Anhand eines konkreten Falls zeigt die Pfaffenhofener Jugendgerichtshilfe auf, was passiert, wenn straffällig gewordenen jungen Leuten eine so genannte Leseweisung auferlegt wird.
(ty) Klaus W. stand erstmals vor dem Jugendgericht, er war nervös. „Was kommt auf mich zu?“ Er war dann schon etwas überrascht, als der Richter zu ihm sagte, er habe nach Anweisung der Jugendgerichtshilfe ein Buch zu lesen. Mit einer Geldstrafe hatte er gerechnet oder mit Sozialstunden. Aber jetzt das! Lesen? Ein ziemlich langes Gesicht habe er dann auch gemacht, als ihm Renate Kramer von der Jugendgerichtshilfe am Pfaffenhofener Landratsamts ein sehr dickes Buch überreichte. 500 Seiten. Die sollte er lesen! Zunächst war Klaus W. skeptisch, aber nach einem Gespräch mit der Jugendgerichtshelferin machte er sich dann doch daran, den Schmöker in die Hand zu nehmen. Und er begann zu lesen. Von diesem Fall berichtet heute das Pfaffenhofener Landratsamt.

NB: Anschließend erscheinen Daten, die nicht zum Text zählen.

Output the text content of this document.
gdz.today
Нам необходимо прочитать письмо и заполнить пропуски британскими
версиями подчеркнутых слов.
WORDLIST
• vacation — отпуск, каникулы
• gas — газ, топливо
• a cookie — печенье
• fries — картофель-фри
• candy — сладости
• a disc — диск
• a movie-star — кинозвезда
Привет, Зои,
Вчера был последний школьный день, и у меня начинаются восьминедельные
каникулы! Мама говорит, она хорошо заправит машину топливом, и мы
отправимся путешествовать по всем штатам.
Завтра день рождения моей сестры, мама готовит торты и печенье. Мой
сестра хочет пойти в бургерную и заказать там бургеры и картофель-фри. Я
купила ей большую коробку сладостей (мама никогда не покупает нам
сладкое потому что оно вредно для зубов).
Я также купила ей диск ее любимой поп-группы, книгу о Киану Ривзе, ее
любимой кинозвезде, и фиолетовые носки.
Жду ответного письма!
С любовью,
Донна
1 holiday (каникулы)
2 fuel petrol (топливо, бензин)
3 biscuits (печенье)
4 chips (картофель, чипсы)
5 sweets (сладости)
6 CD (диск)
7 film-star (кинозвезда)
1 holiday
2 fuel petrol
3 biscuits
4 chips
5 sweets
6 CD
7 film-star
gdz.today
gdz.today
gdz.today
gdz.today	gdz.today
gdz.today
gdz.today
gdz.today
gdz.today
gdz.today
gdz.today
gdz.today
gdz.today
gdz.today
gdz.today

Das Lesen war krass: Der Text hatte grafische Muster und man konnte ihn in unterschiedlicher Reihenfolge lesen. Und was da stand, berührte Klaus W. – genauso war er angeblich drauf, als er Drogen nahm. Am liebsten, so heißt es, hätte er das Buch auf einmal durchgelesen. Bei der Besprechung mit Renate Kramer sei ihm die Idee gekommen, dass seine Eltern das Buch doch auch lesen könnten. Dann würden die vielleicht nachempfinden, wie es ihm während des Drogenkonsums ergangen war. Und es könnte ja sein, dass sie darüber miteinander ins Gespräch kommen.
„Das ist ein wirklicher Bericht über eine sogenannte Leseweisung“, betont Renate Kramer. Seit zwei Jahren bietet die Jugendgerichtshilfe solche so genannten Leseweisungen an.
Das heißt: Jugendrichter oder Jugendstaatsanwälte können den Jugendlichen bei Straftaten eine Leseauflage anordnen, welche die Jugendgerichtshilfe durchführt. „Für Jugendliche, von denen viele so gut wie gar nicht lesen, ist das fast ein Unding“, sagt Kramer.
„Wenn sie aber erst mal anfangen mit dem Lesen, über das Gelesene reden und den Bezug zu der eigenen Straftat und dem eigenen Leben herstellen, dann wird den Jugendlichen klar, dass ihnen das sehr wohl etwas bringt.“ Und genau das sei das Ansinnen der Jugendgerichtshelfer am Landratsamt. Die jungen Leute sollen über sich und die Straftat nachdenken – und nicht mehr straffällig werden.